I am using cloud storage notifications with pub/sub in my streaming pipeline
I read documentation about delivery semantic of cloud notifications and it says that it supports at least once delivery semantic and it doesn't guarantee delivery events in the same order as objects was uploaded (as I understand it means that I can get several events with the same generations. Am I right?).
Notifications are not guaranteed to be published in the order Pub/Sub receives them.
Pub/Sub also offers at-least-once delivery to the recipient, which means that you could receive multiple messages, with multiple IDs, that represent the same Cloud Storage event.

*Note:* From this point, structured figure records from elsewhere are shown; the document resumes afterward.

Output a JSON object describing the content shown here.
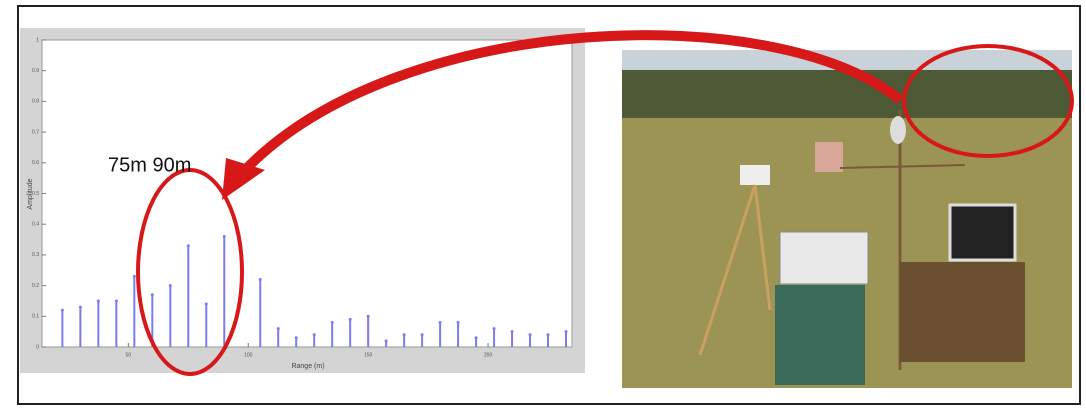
{
  "chart_data": {
    "type": "stem",
    "xlabel": "Range (m)",
    "ylabel": "Amplitude",
    "annotation": "75m 90m",
    "x": [
      22.5,
      30,
      37.5,
      45,
      52.5,
      60,
      67.5,
      75,
      82.5,
      90,
      105,
      112.5,
      120,
      127.5,
      135,
      142.5,
      150,
      157.5,
      165,
      172.5,
      180,
      187.5,
      195,
      202.5,
      210,
      217.5,
      225,
      232.5
    ],
    "values": [
      0.12,
      0.13,
      0.15,
      0.15,
      0.23,
      0.17,
      0.2,
      0.33,
      0.14,
      0.36,
      0.22,
      0.06,
      0.03,
      0.04,
      0.08,
      0.09,
      0.1,
      0.02,
      0.04,
      0.04,
      0.08,
      0.08,
      0.03,
      0.06,
      0.05,
      0.04,
      0.04,
      0.05
    ],
    "color": "#7b7bef",
    "xlim": [
      14,
      235
    ],
    "ylim": [
      0,
      1
    ],
    "xticks": [
      50,
      100,
      150,
      200
    ],
    "yticks": [
      0,
      0.1,
      0.2,
      0.3,
      0.4,
      0.5,
      0.6,
      0.7,
      0.8,
      0.9,
      1
    ]
  }
}
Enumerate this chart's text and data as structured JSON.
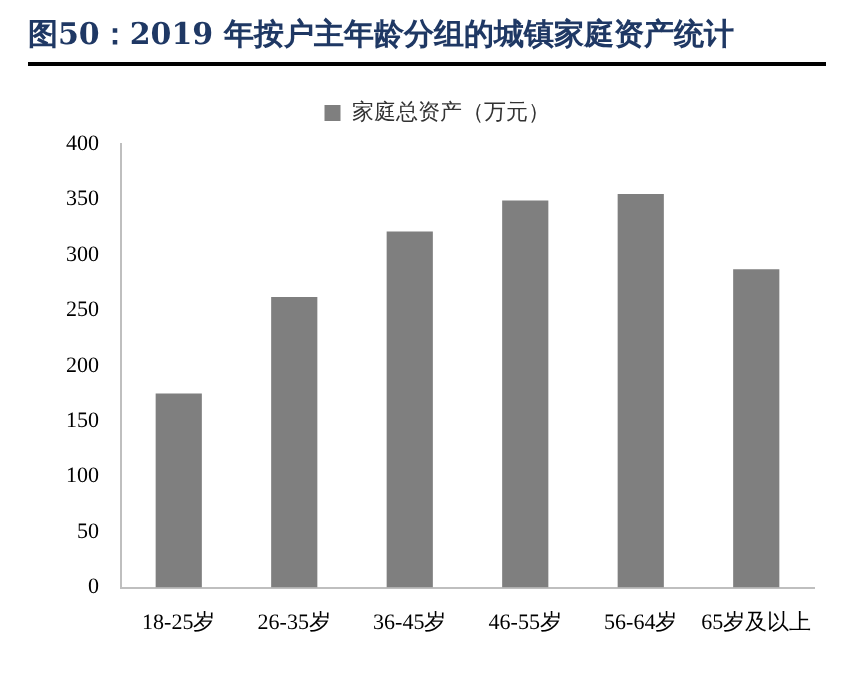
{
  "chart_data": {
    "type": "bar",
    "title": "图50：2019 年按户主年龄分组的城镇家庭资产统计",
    "categories": [
      "18-25岁",
      "26-35岁",
      "36-45岁",
      "46-55岁",
      "56-64岁",
      "65岁及以上"
    ],
    "series": [
      {
        "name": "家庭总资产（万元）",
        "color": "#7f7f7f",
        "values": [
          175,
          262,
          321,
          349,
          355,
          287
        ]
      }
    ],
    "ylim": [
      0,
      400
    ],
    "yticks": [
      0,
      50,
      100,
      150,
      200,
      250,
      300,
      350,
      400
    ],
    "grid": false,
    "legend": "top"
  }
}
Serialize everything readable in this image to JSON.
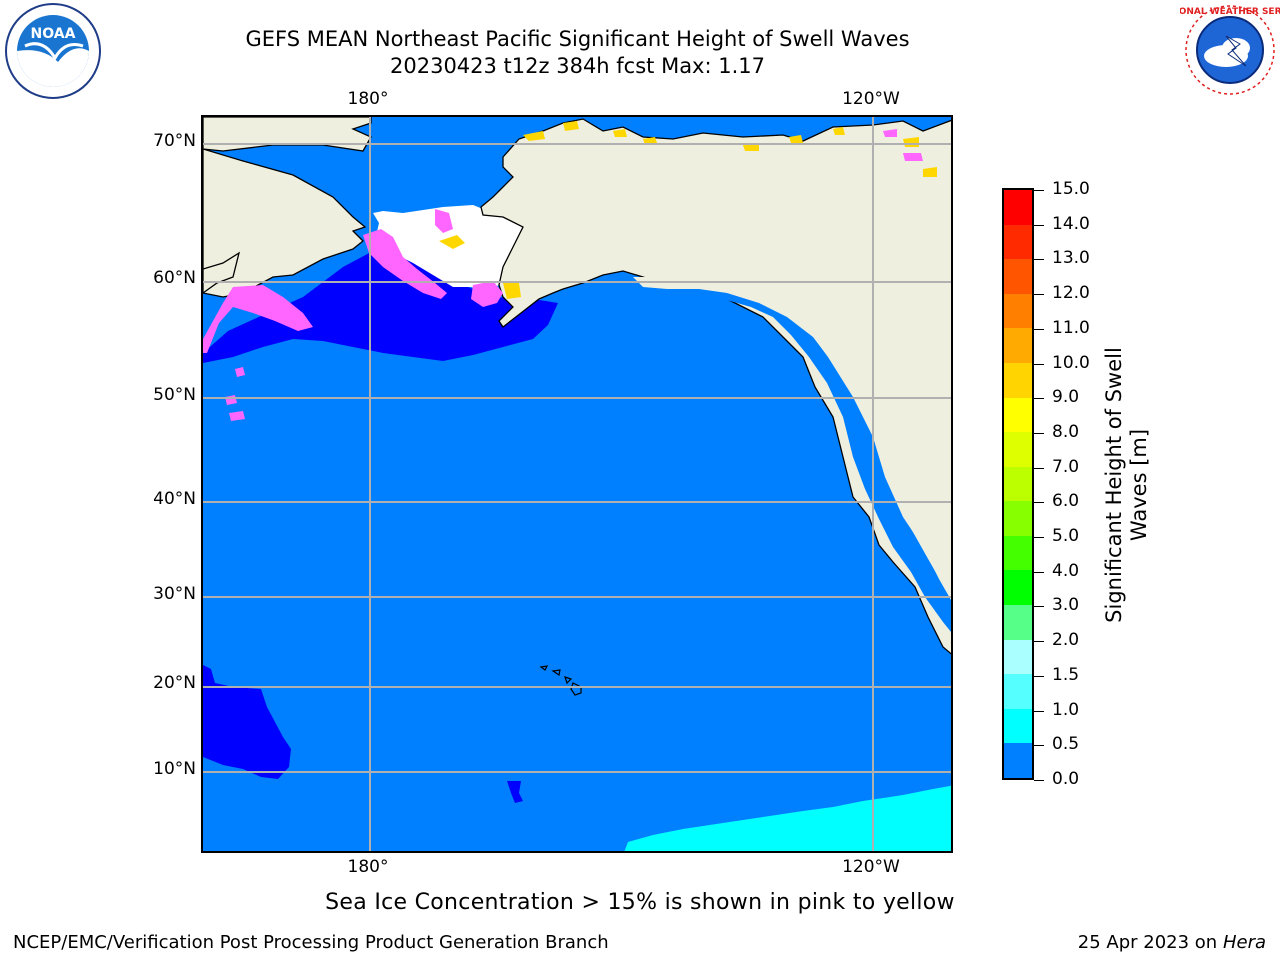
{
  "header": {
    "title_line1": "GEFS MEAN Northeast Pacific Significant Height of Swell Waves",
    "title_line2": "20230423 t12z 384h fcst   Max: 1.17"
  },
  "map": {
    "lon_labels": [
      "180°",
      "120°W"
    ],
    "lat_labels": [
      "70°N",
      "60°N",
      "50°N",
      "40°N",
      "30°N",
      "20°N",
      "10°N"
    ],
    "colors": {
      "ocean": "#0080ff",
      "low_swell": "#0000ff",
      "mid_swell": "#00ffff",
      "land": "#efefdf",
      "ice_pink": "#ff66ff",
      "ice_yellow": "#ffd700",
      "grid": "#b0b0b0"
    }
  },
  "colorbar": {
    "title": "Significant Height of Swell Waves [m]",
    "ticks": [
      "15.0",
      "14.0",
      "13.0",
      "12.0",
      "11.0",
      "10.0",
      "9.0",
      "8.0",
      "7.0",
      "6.0",
      "5.0",
      "4.0",
      "3.0",
      "2.0",
      "1.5",
      "1.0",
      "0.5",
      "0.0"
    ],
    "colors": [
      "#ff0000",
      "#ff2a00",
      "#ff5500",
      "#ff7f00",
      "#ffaa00",
      "#ffd400",
      "#ffff00",
      "#ddff00",
      "#bbff00",
      "#88ff00",
      "#44ff00",
      "#00ff00",
      "#55ff88",
      "#aaffff",
      "#55ffff",
      "#00ffff",
      "#0080ff",
      "#0000ff"
    ]
  },
  "note": "Sea Ice Concentration > 15% is shown in pink to yellow",
  "footer": {
    "left": "NCEP/EMC/Verification Post Processing Product Generation Branch",
    "right_prefix": "25 Apr 2023 on ",
    "right_host": "Hera"
  },
  "logos": {
    "noaa_text": "NOAA",
    "nws_text": "NATIONAL WEATHER SERVICE"
  }
}
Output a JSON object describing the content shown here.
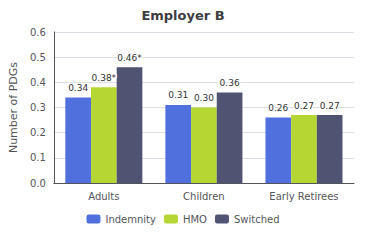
{
  "chart_data": {
    "type": "bar",
    "title": "Employer B",
    "ylabel": "Number of PDGs",
    "categories": [
      "Adults",
      "Children",
      "Early Retirees"
    ],
    "series": [
      {
        "name": "Indemnity",
        "values": [
          0.34,
          0.31,
          0.26
        ],
        "value_labels": [
          "0.34",
          "0.31",
          "0.26"
        ]
      },
      {
        "name": "HMO",
        "values": [
          0.38,
          0.3,
          0.27
        ],
        "value_labels": [
          "0.38*",
          "0.30",
          "0.27"
        ]
      },
      {
        "name": "Switched",
        "values": [
          0.46,
          0.36,
          0.27
        ],
        "value_labels": [
          "0.46*",
          "0.36",
          "0.27"
        ]
      }
    ],
    "ylim": [
      0,
      0.6
    ],
    "yticks": [
      {
        "value": 0.0,
        "label": "0.0"
      },
      0.1,
      0.2,
      0.3,
      0.4,
      0.5,
      0.6
    ],
    "grid": true,
    "legend": "bottom",
    "data_labels": true
  }
}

I wrote stateful DoFn in Apache Beam with keeping state of the latest largest processed generation to be able to find out of order received generations or duplicated. I tested it via uploading objects to cloud storage one at three seconds, but I din't catch any duplicated events or out of order generations.
My question is which data volume or data velocity should be to be able to catch duplicated events or out of order generations?
Personally I would not try the exercise you are asking for.
Reason is that you may never catch such events during your tests, btw those events may happen in production. And, the other way around.. you may see them in test and they may never occur in prod.
That's how it's designed, those duplicates may be very rare, depending on pub/sub running status, usage, network traffic etc.
You just need to accomodate that behavior, by making your event handler's logic idempotent.
Also, have a look to pub/sub release news.. they have recently introduced "exactly-one-delivery" feature (maybe still in beta).